The solution is to get a loan, but that also poses problems. It can be difficult to qualify for a traditional commercial real estate loan. You may also need cash quickly to take advantage of a temporary deal and therefore can’t wait for the usual underwriting process. In these instances, a stated income loan may be your best bet.
How Do They Work?
When you get a traditional mortgage, lenders are required by law to verify your income. With a stated income loan, however, lenders accept your income as stated without requiring the usual verification documents.
Because of the Dodd-Frank Act, this type of loan can’t be used for owner-occupied real estate. Businesses, however, can still make use of them for commercial properties.
It’s important to note that lenders are taking on greater risk with this kind of financing, which may mean higher interest rates and lower loan-to-value ratios than a traditional real estate loan.
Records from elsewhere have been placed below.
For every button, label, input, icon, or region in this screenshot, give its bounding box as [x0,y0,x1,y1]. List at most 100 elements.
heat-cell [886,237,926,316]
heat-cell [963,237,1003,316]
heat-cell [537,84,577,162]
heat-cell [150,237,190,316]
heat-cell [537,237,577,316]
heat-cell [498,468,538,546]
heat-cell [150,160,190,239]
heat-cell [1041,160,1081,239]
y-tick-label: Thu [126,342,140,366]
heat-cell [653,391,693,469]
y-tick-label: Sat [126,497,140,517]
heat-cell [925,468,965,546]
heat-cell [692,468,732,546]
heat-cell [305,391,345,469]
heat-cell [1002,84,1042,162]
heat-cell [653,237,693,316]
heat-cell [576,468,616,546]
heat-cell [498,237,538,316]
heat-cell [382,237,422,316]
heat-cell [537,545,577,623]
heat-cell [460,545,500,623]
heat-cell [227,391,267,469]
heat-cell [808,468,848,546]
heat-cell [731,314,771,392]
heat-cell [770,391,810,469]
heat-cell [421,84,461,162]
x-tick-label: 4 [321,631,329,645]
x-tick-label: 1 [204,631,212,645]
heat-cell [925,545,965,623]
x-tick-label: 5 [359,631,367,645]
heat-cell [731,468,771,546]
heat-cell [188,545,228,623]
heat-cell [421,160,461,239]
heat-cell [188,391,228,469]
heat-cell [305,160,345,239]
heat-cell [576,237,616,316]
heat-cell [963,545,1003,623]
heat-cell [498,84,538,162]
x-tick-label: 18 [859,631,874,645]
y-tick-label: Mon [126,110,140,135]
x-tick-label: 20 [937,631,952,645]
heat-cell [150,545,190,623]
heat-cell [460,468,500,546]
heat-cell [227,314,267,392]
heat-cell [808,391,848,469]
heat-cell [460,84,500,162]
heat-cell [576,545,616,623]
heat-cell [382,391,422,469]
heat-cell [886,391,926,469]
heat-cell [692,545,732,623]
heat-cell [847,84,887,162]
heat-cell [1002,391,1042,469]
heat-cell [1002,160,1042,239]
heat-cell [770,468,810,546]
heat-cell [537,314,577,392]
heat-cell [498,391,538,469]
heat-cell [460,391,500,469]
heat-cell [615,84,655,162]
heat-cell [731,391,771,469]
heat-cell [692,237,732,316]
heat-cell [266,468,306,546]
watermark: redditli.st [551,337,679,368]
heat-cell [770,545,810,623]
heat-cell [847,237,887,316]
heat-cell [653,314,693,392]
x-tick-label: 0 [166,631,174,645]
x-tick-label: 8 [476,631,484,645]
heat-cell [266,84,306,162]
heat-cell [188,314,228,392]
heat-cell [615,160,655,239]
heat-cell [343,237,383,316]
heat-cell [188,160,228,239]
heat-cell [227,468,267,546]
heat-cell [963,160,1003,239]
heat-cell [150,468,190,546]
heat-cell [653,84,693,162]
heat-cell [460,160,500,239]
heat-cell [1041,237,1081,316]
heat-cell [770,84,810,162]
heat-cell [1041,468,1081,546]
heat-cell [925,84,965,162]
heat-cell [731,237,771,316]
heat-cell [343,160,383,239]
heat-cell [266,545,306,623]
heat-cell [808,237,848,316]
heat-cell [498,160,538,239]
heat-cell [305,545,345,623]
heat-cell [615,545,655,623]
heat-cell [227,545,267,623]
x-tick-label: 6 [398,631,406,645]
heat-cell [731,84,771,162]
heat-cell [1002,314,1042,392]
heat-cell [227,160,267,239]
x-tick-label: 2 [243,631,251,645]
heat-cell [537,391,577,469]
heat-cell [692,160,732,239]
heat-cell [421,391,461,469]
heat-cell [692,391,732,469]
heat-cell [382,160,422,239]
However, it’s generally a better deal than hard-money or bridge financing.
Why Should You Apply?
There are many reasons this type of loan may be attractive. For example, if you want money to cover purchasing a property before selling your current real estate, these funds can bridge the gap without demanding too much time and effort. You can also use this financing to access equity for renovations or other projects. If you’re self-employed or otherwise don’t have access to W-2s and other tax documents, this lending could be an excellent option.
What Can You Do To Qualify?
Just because lenders aren’t asking for tax documents doesn’t mean just anyone can get approved for these loans. You still have to provide some information.
To qualify for financing, you need to have a credit score that’s over 700, a large income that’s relatively stable and a good amount of money saved. Lenders are also likely to ask for bank statements confirming the funds in your accounts.
When a mortgage won’t cut it, you should consider a stated income loan. It’s a quick solution to the problem of raising capital for real estate, making a property more accessible to more commercial enterprises.